It’s like brewing beer
Several years ago I used to brew beer. If you've never done this, you let the beer ferment in a glass container called a carboy that's topped by a fermentation lock. A fermentation lock is a clever device that lets the carbon dioxide from the fermenting beer escape but doesn't let the outside air get in and contaminate your beer.
Once I noticed that the fermentation lock on a batch of fermenting beer had become clogged, so I took it off to clean it. This caused a dramatic reaction. Imagine shaking a five-gallon bottle of beer and then opening it. That's pretty much what happened. But because a five-gallon container is much bigger than a 12-ounce beer this didn't happen right away.
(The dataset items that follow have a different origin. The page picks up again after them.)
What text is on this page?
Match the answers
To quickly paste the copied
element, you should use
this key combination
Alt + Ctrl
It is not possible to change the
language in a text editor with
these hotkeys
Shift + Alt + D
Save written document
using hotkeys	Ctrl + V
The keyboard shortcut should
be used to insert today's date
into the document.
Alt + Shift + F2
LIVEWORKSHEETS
Instead, I got to watch the bubbles streaming up from the bottom of the carboy for a second or two, fully knowing that there was no possible way to stop them and that they would almost certainly make the biggest mess that I'd ever seen once they made good their escape from the carboy. Fortunately, my wife was in Japan on business for a few weeks, so I had plenty of time to clean up the spill that resulted from this incident.
Every now and then I'm reminded of the mess that this particular incident caused. There's no clear analogy to popping off the fermentation lock, but the unstoppable flow of fermenting beer and the mess it made often reminds me of the huge amounts of sensitive information that's routinely revealed in data breaches and the high costs of cleaning up after the breaches. I was lucky enough to have a few weeks to clean up after the mess that I made. Few companies are as lucky with data breaches.